Where have you read that? Nowhere else in the mainstream media … One paragraph sums up the entire, faulty, European industrial system. Europe's consumerist paradigm (not that we agree with it) is failing because of impediments to disseminating an appropriate volume of goods and services.

The article would have been almost perfect if it had alluded to the Austrian perception, surely borne out by now, that economies must be washed clean of their failures in order to participate in economic recoveries.

Together, central banks have pumped something like US$50 trillion into markets worldwide and this has propped up a massively failing economic system and retarded its "recovery" severely. Certainly it has in Europe.

It is probably too much to ask to have one article provide a full gamut of commonsensical free-market solutions. Instead, we ought to be grateful for what the article does deliver. And it not only makes a case for fewer regulations, but also provides us with insights about other EU countries.

East European countries, forced to take the dive after the fall of communism, now have some of Europe's highest growth rates. Latvia, Lithuania and Estonia have business environments closer to the U.S. model than to the European one, and have all been growing faster than the EU average this year.

But this graf also stumbles. From our perspective, the US is not involved in anything near a vibrant recovery and the US "model" the author refers to is a mystery to us.

The US is highly regulated, over-litigated, over-taxed and its economy has been massively distorted by its powerful central bank. In fact, one could argue that it is only monetary stimulation that is propping up the feeble US recovery. Europe, unable to participate in the same kind of money printing, has lagged behind.

But a monetary recovery is not a real one. In the US, we will continue to see a stock market surge (for however long that lasts) and various asset bubbles on the top end of the economy that may eventually lift the entire economy or at least more of it.

Sooner or later they will pop. Bubble-driven economies are surely not reliable. As for Europe, Draghi has the right idea. Europe is not going to deregulate and the EU is not going to put itself out of business. Therefore, there is only one solution: stimulate.

Eventually, the EU will print and the Germans will object. We will see if the EU then tears itself apart. But one thing we are certain of … the specter of "deflation" that Draghi has conjured – price deflation anyway – has been done for political purposes. On every level, Europe is not in deflation. Draghi has printed enormous amounts of money and prices on a variety of goods and services have moved up.

It is very difficult to sustain deflation in a modern central bank economy. Draghi is crying "deflation" only because he wants to print money hard and fast. Evidently, his backers have decided that the printing press is the only solution to Europe's malaise. This solution is being implemented in Japan as well.

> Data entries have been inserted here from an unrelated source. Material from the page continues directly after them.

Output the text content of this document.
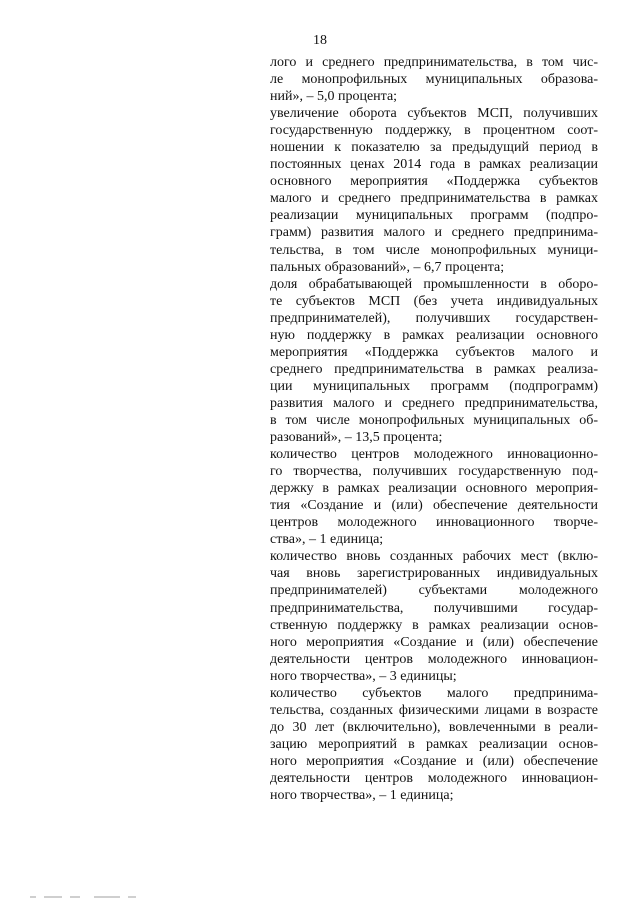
18
лого и среднего предпринимательства, в том чис-
ле монопрофильных муниципальных образова-
ний», – 5,0 процента;
увеличение оборота субъектов МСП, получивших
государственную поддержку, в процентном соот-
ношении к показателю за предыдущий период в
постоянных ценах 2014 года в рамках реализации
основного мероприятия «Поддержка субъектов
малого и среднего предпринимательства в рамках
реализации муниципальных программ (подпро-
грамм) развития малого и среднего предпринима-
тельства, в том числе монопрофильных муници-
пальных образований», – 6,7 процента;
доля обрабатывающей промышленности в оборо-
те субъектов МСП (без учета индивидуальных
предпринимателей), получивших государствен-
ную поддержку в рамках реализации основного
мероприятия «Поддержка субъектов малого и
среднего предпринимательства в рамках реализа-
ции муниципальных программ (подпрограмм)
развития малого и среднего предпринимательства,
в том числе монопрофильных муниципальных об-
разований», – 13,5 процента;
количество центров молодежного инновационно-
го творчества, получивших государственную под-
держку в рамках реализации основного мероприя-
тия «Создание и (или) обеспечение деятельности
центров молодежного инновационного творче-
ства», – 1 единица;
количество вновь созданных рабочих мест (вклю-
чая вновь зарегистрированных индивидуальных
предпринимателей) субъектами молодежного
предпринимательства, получившими государ-
ственную поддержку в рамках реализации основ-
ного мероприятия «Создание и (или) обеспечение
деятельности центров молодежного инновацион-
ного творчества», – 3 единицы;
количество субъектов малого предпринима-
тельства, созданных физическими лицами в возрасте
до 30 лет (включительно), вовлеченными в реали-
зацию мероприятий в рамках реализации основ-
ного мероприятия «Создание и (или) обеспечение
деятельности центров молодежного инновацион-
ного творчества», – 1 единица;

If we follow the logic here, we end up with a gradually expanding Wall Street Party that could envelop the EU and even Japan at some point. It is a reason why we believe this party could spread more fully around the world and why it may last longer.

After Thoughts

These issues are of import for anyone concerned about Western economies and certainly they should be examined by investors trying to figure out where 2015 is headed.